Rosenbloom, who was represented by Portland lawyer James Bushell, accepted a plea offer. Colleran recommended a prison sentence of up to four years, followed by three years of probation. The prosecutor agreed to lower the recommendation to a sentence of up to two years if Rosenbloom repays his victims. The restitution would have to be made before Rosenbloom is sentenced, which could happen as soon as September.

Bushell asked Warren to order a psychological test of Rosenbloom, saying he believes his client may suffer from a disorder that might explain his pattern of lies. Bushell could use an opinion from an independent doctor to request lenience at the sentencing.

''It became pretty apparent that Mr. Rosenbloom has a problem with misrepresentation. There is something that is very compulsive,'' Bushell said. Warren did not rule immediately on the request.

Rosenbloom is a member of a well-known family in the sports world. His uncle and namesake, Carroll Rosenbloom, was a legendary owner of two professional football teams -- the Baltimore Colts and the Los Angeles Rams. Carroll Rosenbloom was married to Georgia Frontiere, who took over the Rams franchise after Rosenbloom drowned while swimming off the Florida coast in 1979.

In the early 1990s, Jonathan Rosenbloom worked as a chef at the Troutbeck resort in Amenia, N.Y. He got the owners of the resort and other acquaintances there to invest $200,000 in a dessert company he created, Il Grifo Inc., according to reports in the Poughkeepsie Journal.

Instead of putting the money toward his business, Rosenbloom moved his wife and three children to Italy around 1995. He was indicted for theft in 1996 in New York's Dutchess County, but was already out of the country. In 2001, Rosenbloom was arrested as a fugitive from justice when he went to Florida to visit his mother. He repaid the would-be investors and was sentenced to the three months he had served in the county jail.

Rosenbloom apparently moved to Maine by himself in 2004, where he lived in several communities, including Falmouth and South Portland. In late 2005 and early 2006, he wrote an online column about wine -- called Cellar Dweller -- for, a division of Blethen Maine Newspapers, publisher of the Portland Press Herald/Maine Sunday Telegram. He used the name J.C. Rosenbloom and described himself as a chef, consultant and writer.

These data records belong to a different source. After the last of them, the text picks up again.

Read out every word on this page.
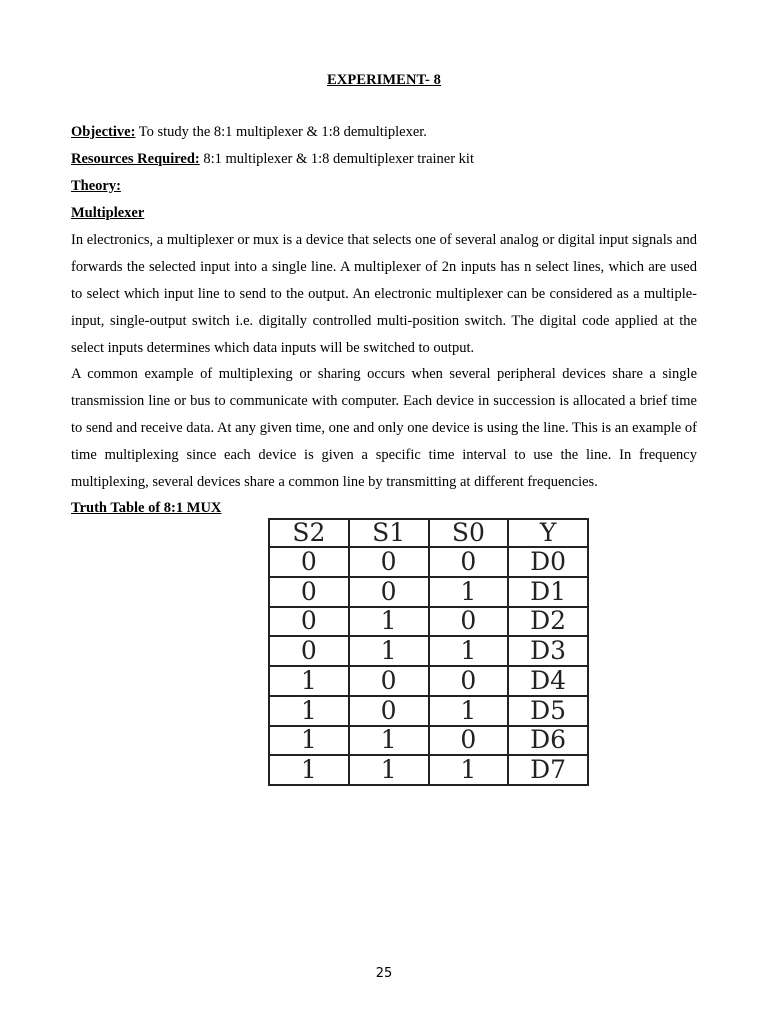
EXPERIMENT- 8
Objective: To study the 8:1 multiplexer & 1:8 demultiplexer.
Resources Required: 8:1 multiplexer & 1:8 demultiplexer trainer kit
Theory:
Multiplexer
In electronics, a multiplexer or mux is a device that selects one of several analog or digital input signals and forwards the selected input into a single line. A multiplexer of 2n inputs has n select lines, which are used to select which input line to send to the output. An electronic multiplexer can be considered as a multiple-input, single-output switch i.e. digitally controlled multi-position switch. The digital code applied at the select inputs determines which data inputs will be switched to output.
A common example of multiplexing or sharing occurs when several peripheral devices share a single transmission line or bus to communicate with computer. Each device in succession is allocated a brief time to send and receive data. At any given time, one and only one device is using the line. This is an example of time multiplexing since each device is given a specific time interval to use the line. In frequency multiplexing, several devices share a common line by transmitting at different frequencies.
Truth Table of 8:1 MUX
S2	S1	S0	Y
0	0	0	D0
0	0	1	D1
0	1	0	D2
0	1	1	D3
1	0	0	D4
1	0	1	D5
1	1	0	D6
1	1	1	D7
25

The state Attorney General's Office investigated Rosenbloom after receiving complaints from alleged victims. Last August, a grand jury in Cumberland County indicted Rosenbloom for theft and securities fraud.

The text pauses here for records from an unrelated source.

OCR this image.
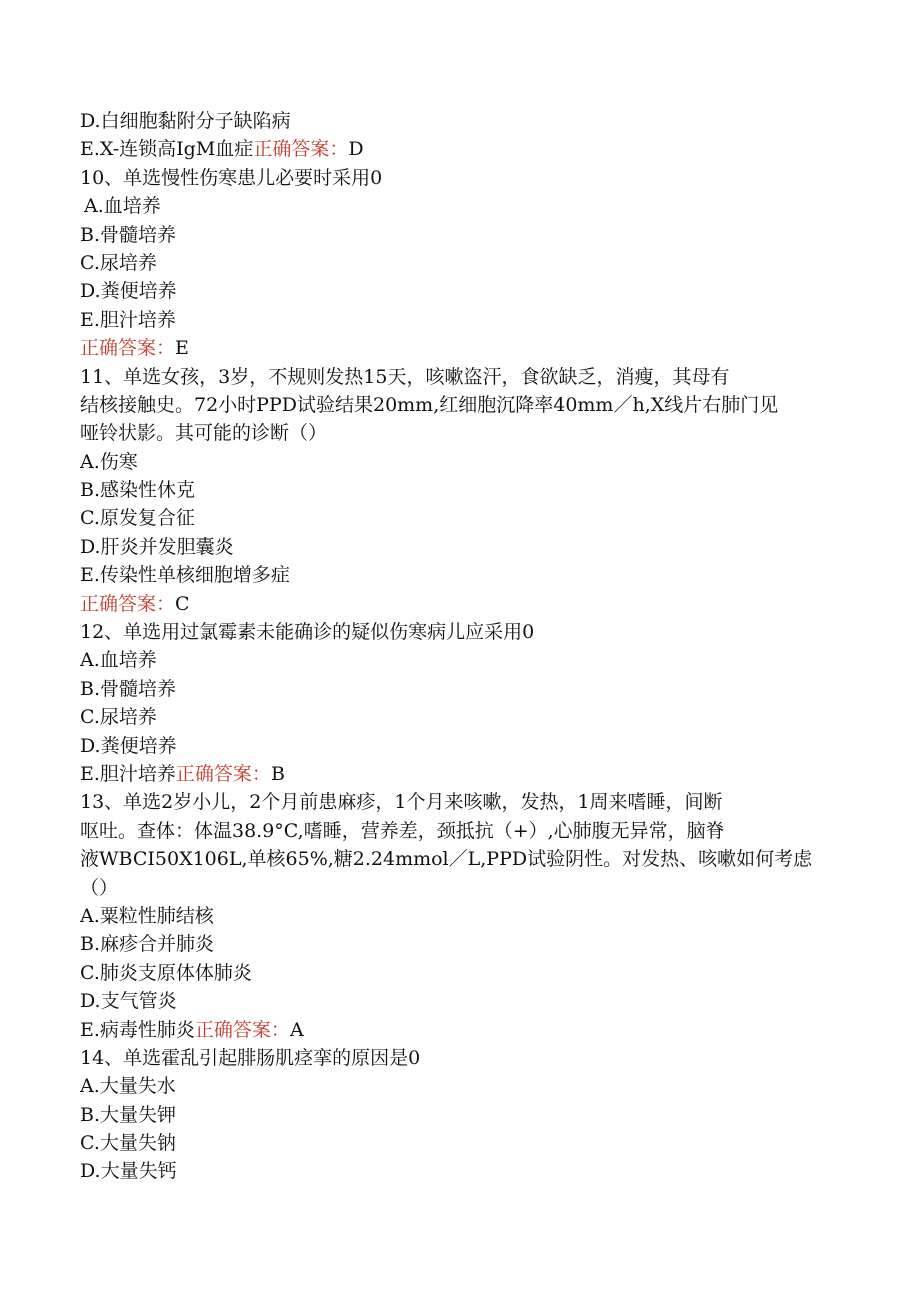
D.白细胞黏附分子缺陷病
E.X-连锁高IgM血症正确答案：D
10、单选慢性伤寒患儿必要时采用0
A.血培养
B.骨髓培养
C.尿培养
D.粪便培养
E.胆汁培养
正确答案：E
11、单选女孩，3岁，不规则发热15天，咳嗽盗汗，食欲缺乏，消瘦，其母有
结核接触史。72小时PPD试验结果20mm,红细胞沉降率40mm／h,X线片右肺门见
哑铃状影。其可能的诊断（）
A.伤寒
B.感染性休克
C.原发复合征
D.肝炎并发胆囊炎
E.传染性单核细胞增多症
正确答案：C
12、单选用过氯霉素未能确诊的疑似伤寒病儿应采用0
A.血培养
B.骨髓培养
C.尿培养
D.粪便培养
E.胆汁培养正确答案：B
13、单选2岁小儿，2个月前患麻疹，1个月来咳嗽，发热，1周来嗜睡，间断
呕吐。查体：体温38.9°C,嗜睡，营养差，颈抵抗（+）,心肺腹无异常，脑脊
液WBCI50X106L,单核65%,糖2.24mmol／L,PPD试验阴性。对发热、咳嗽如何考虑
（）
A.粟粒性肺结核
B.麻疹合并肺炎
C.肺炎支原体体肺炎
D.支气管炎
E.病毒性肺炎正确答案：A
14、单选霍乱引起腓肠肌痉挛的原因是0
A.大量失水
B.大量失钾
C.大量失钠
D.大量失钙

He was free on bail last fall, and one of the conditions was not to leave the state. But on Jan. 6, he was arrested in Lebanon Township, N.J., where he had driven to watch his son perform in a high school play. His ex-wife called police because he owed more than $100,000 in child support payments, according to court documents.

Warren revoked Rosenbloom's bail in February. He continues to be held without bail at the Cumberland County Jail in Portland.